In 2026 the federal residential solar tax credit has ended, but California incentives remain. The SGIP rebate helps pay for home batteries, the state property-tax exclusion runs through December 31, 2026, and net billing credits still apply. Available programs depend on your utility and equipment.
The incentive landscape shifted in 2026. The big federal residential credit ended, but several California-specific incentives remain valuable. This guide lays out what is still available, what ended, and how to make the most of the programs that apply to your home.
The Active-Solar Property-Tax Exclusion
California excludes the added assessed value of a new solar or solar-plus-storage system from your property taxes. Solar typically adds meaningful value to a home, and this exclusion means that value does not raise your tax bill. To qualify, the system must be operational before January 1, 2027, which makes 2026 a clear window to act.
Battery Rebates Through SGIP
The Self-Generation Incentive Program provides rebates for home battery storage. In 2026 the largest amounts are reserved for income-qualified households and homes in high-fire-threat districts. Funding is limited and reserved quickly, so eligibility and current availability are confirmed during your assessment, and the paperwork is handled for you if you qualify.

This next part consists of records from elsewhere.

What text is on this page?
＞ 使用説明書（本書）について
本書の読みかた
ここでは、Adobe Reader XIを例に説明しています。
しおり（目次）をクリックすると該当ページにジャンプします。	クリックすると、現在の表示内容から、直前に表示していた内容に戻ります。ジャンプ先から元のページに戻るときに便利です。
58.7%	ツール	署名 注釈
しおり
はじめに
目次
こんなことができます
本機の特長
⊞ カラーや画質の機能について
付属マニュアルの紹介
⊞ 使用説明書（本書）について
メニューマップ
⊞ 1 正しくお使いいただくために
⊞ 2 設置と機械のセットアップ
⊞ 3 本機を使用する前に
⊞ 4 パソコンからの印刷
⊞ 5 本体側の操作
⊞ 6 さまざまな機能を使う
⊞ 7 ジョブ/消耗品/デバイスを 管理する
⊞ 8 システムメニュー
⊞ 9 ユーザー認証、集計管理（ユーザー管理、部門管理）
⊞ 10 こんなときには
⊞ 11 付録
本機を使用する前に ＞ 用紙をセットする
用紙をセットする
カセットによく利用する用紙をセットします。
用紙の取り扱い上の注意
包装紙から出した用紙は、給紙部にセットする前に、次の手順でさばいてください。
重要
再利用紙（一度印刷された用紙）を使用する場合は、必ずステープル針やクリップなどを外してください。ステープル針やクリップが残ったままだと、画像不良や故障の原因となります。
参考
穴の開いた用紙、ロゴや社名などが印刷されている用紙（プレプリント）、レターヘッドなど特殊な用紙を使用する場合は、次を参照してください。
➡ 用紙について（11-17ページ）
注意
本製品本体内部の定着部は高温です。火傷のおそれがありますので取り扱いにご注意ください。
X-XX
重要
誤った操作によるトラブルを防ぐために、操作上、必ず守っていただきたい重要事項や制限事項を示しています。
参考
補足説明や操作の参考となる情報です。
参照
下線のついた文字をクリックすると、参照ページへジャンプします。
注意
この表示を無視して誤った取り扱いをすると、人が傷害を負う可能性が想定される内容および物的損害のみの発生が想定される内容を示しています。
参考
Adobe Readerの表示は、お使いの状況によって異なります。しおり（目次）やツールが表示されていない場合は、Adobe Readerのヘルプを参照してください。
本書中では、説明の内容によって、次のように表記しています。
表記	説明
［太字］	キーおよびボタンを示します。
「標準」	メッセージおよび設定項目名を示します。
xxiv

What Ended and What Replaced It
The federal residential clean energy credit, Section 25D, ended for systems placed in service after December 31, 2025. For 2026 buyers purchasing outright, that 30 percent credit is no longer available.
One federal pathway remains for homeowners: a solar lease or power purchase agreement. In those arrangements the provider owns the system and claims the commercial credit, passing part of the value through to you as a lower monthly rate.
- Property-tax exclusion on added home value, system operational before January 1, 2027.
- Self-Generation Incentive Program battery rebates, mainly income-qualified and high-fire-risk.
- Sales-tax treatment that reduces effective system cost.
- Lease and power purchase agreements as the remaining federal-value pathway.